Había aberturas en el techo, espejos, varios anteojos y telescopios y, encima de mesas esmaltadas y provistas de ruedas, como las que se usan en los hospitales* papeles cubiertos de notas escritas con letra muy pequeña y muy legible. Eran cálculos y anotaciones vagamente poéticas acerca de los astros, por lo que pudo apreciar Aimée. Por una vidriera se divisaban, a algunos kilómetros, los techos azulados de Bléville.

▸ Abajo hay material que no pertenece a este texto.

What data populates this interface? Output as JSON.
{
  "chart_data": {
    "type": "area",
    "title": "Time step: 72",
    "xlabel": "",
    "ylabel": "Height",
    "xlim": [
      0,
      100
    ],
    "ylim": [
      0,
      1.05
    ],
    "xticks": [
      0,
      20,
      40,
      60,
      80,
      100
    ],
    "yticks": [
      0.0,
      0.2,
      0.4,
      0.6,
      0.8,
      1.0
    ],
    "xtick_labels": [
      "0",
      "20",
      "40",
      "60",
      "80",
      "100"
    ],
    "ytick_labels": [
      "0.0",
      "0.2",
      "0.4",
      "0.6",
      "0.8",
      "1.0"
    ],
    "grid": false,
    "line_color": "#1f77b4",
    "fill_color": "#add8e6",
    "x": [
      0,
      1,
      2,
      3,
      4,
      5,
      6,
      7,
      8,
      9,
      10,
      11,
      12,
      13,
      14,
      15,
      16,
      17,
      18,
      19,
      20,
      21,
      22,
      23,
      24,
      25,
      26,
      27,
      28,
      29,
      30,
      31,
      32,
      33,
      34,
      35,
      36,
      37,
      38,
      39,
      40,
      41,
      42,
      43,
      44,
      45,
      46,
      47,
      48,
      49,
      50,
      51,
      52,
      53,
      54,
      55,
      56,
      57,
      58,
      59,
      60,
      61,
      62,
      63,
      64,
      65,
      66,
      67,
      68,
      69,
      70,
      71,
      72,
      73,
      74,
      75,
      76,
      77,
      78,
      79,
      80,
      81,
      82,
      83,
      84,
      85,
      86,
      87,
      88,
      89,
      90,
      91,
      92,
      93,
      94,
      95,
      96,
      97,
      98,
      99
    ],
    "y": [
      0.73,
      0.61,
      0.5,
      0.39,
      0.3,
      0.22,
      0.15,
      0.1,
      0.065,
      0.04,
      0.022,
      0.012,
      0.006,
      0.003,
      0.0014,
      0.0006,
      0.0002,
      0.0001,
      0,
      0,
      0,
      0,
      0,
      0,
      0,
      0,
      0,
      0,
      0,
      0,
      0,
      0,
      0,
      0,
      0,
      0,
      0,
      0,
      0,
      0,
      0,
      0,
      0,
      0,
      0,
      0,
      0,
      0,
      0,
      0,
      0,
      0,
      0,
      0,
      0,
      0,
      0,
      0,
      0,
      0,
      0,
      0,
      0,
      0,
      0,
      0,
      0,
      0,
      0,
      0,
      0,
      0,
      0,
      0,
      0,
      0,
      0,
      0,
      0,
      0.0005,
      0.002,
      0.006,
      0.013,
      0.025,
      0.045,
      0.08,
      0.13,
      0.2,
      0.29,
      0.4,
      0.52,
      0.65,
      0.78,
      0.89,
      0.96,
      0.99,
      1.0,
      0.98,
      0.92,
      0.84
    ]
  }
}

—Es una hermosa ocupación, la de la astronomía —declaró el barón mientras manipulaba una lente fijada casi en posición vertical bajo una abertura en el techo, como un tragaluz—. Es una hermosa ocupación que no hace daño a nadie y que concuerda con mi rango y mis aficiones. Me gusta observar.

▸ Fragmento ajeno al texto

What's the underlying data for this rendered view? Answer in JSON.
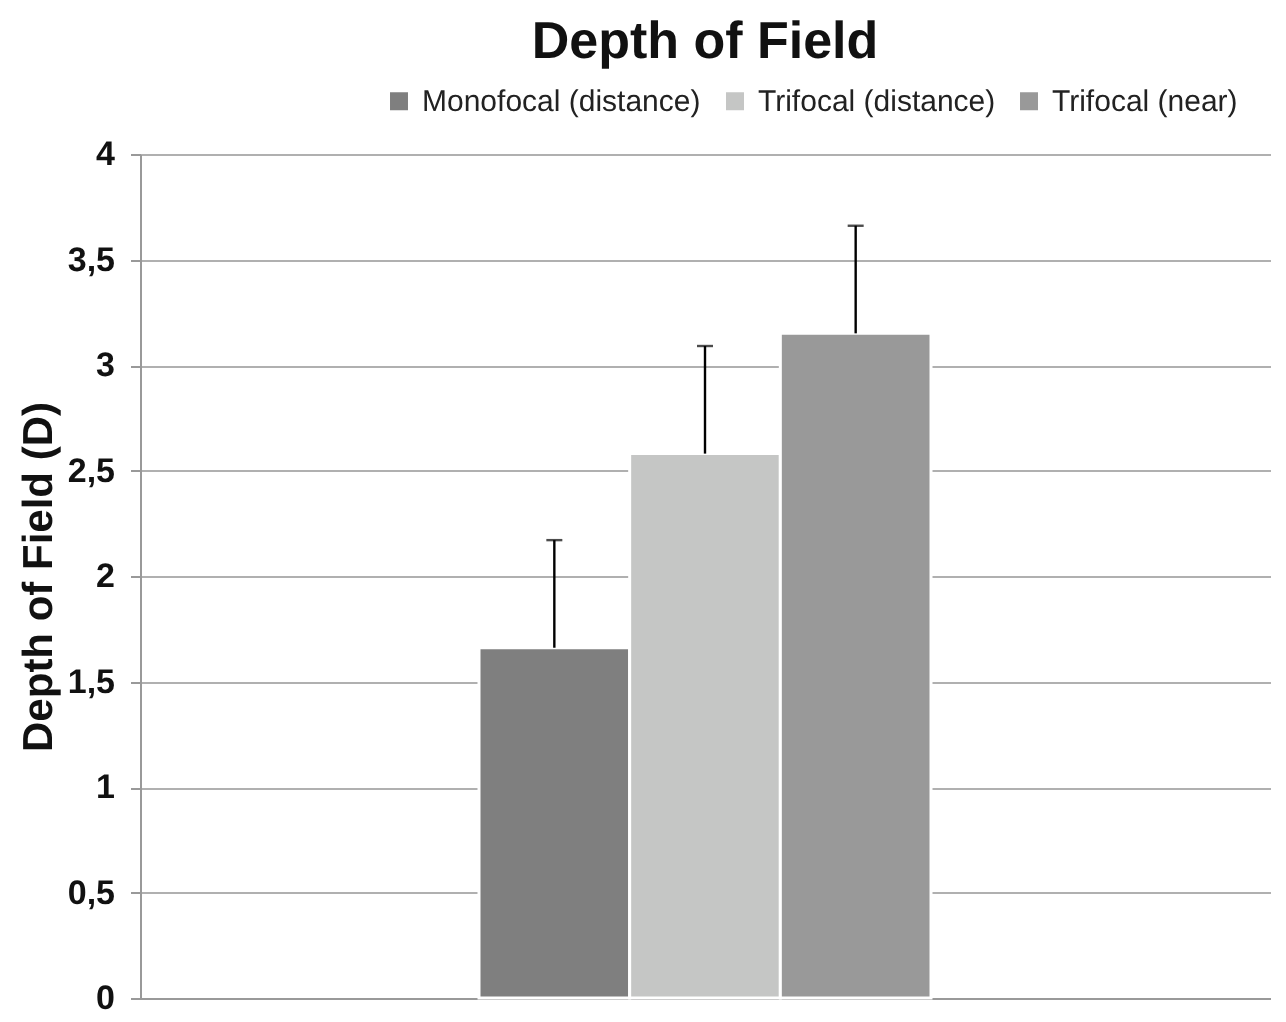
{
  "chart_data": {
    "type": "bar",
    "title": "Depth of Field",
    "ylabel": "Depth of Field (D)",
    "categories": [
      null
    ],
    "series": [
      {
        "name": "Monofocal (distance)",
        "color": "#7f7f7f",
        "values": [
          1.66
        ],
        "errors": [
          [
            1.66,
            2.17
          ]
        ]
      },
      {
        "name": "Trifocal (distance)",
        "color": "#c5c6c5",
        "values": [
          2.58
        ],
        "errors": [
          [
            2.58,
            3.09
          ]
        ]
      },
      {
        "name": "Trifocal (near)",
        "color": "#999999",
        "values": [
          3.15
        ],
        "errors": [
          [
            3.15,
            3.66
          ]
        ]
      }
    ],
    "ylim": [
      0,
      4
    ],
    "yticks": [
      0,
      {
        "value": 0.5,
        "label": "0,5"
      },
      1,
      {
        "value": 1.5,
        "label": "1,5"
      },
      2,
      {
        "value": 2.5,
        "label": "2,5"
      },
      3,
      {
        "value": 3.5,
        "label": "3,5"
      },
      4
    ],
    "grid": "y",
    "legend": "top right"
  }
}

El hombre miró a Aimée, que permanecía en silencio. Se giró y repentinamente colocó la lente en posición horizontal.
—¡Los astros y la gente distinguida! —gritó—. Bléville también merece ser observada. ¡Ah, pero no con esta lente! Merece ser observada a través de las rendijas de las paredes, de los ojos de las cerraduras, de las resquebrajaduras de sus gentes.
El barón, vivamente, dio la espalda al ventanal.

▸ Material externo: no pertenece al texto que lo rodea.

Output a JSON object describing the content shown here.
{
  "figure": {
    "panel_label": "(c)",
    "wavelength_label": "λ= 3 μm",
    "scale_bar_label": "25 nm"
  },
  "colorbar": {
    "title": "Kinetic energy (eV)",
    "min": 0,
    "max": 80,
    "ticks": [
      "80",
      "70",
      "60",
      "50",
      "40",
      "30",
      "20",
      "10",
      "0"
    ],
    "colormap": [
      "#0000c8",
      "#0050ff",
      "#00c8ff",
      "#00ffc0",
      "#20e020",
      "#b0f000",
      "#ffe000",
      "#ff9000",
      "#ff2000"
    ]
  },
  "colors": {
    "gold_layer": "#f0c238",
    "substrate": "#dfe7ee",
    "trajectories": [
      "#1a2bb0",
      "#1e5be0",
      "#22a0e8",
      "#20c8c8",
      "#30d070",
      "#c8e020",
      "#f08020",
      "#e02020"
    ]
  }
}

—Observo esta ciudad desde hace decenas de años —explicó—. Lo sé todo acerca de ella.
Su mirada se quedó fija y vacía. Se contrajeron los músculos alrededor de sus dientes.
—¡Seguid combatiendo con gallardía, graciosos señores! —gritó nuevamente—. Debéis reinar durante un breve período; debéis dictar vuestras leyes. Podéis, por tanto, pavonearos en la majestad que habéis conquistado, podéis celebrar banquetes en la sala real y podéis coquetear con la hermosa hija del rey. Pero no lo olvidéis: ¡el verdugo ya aguarda detrás de la puerta!
—¿Qué está diciendo? —preguntó Aimée.
Un poco más tarde y un poco más tranquilo, cuando bajaban al vestíbulo (en una de cuyas paredes estaba colgada una escopeta Weatherby Regency de cañones superpuestos), el barón Jules siguió diciéndole a Aimée que los movimientos de los hombres no son análogos a los de los astros, pero que a veces le parecían semejantes debido a la posición que él había adoptado o que se había visto obligado a adoptar. Las extrañas palabras del barón produjeron en Aimée un poco de angustia, y el deseo de marcharse de allí. Poco después, el barón la llevó de vuelta a Bléville. Pero cuando se hubo marchado nuevamente a bordo de su destartalado 4CV, ella lo lamentó.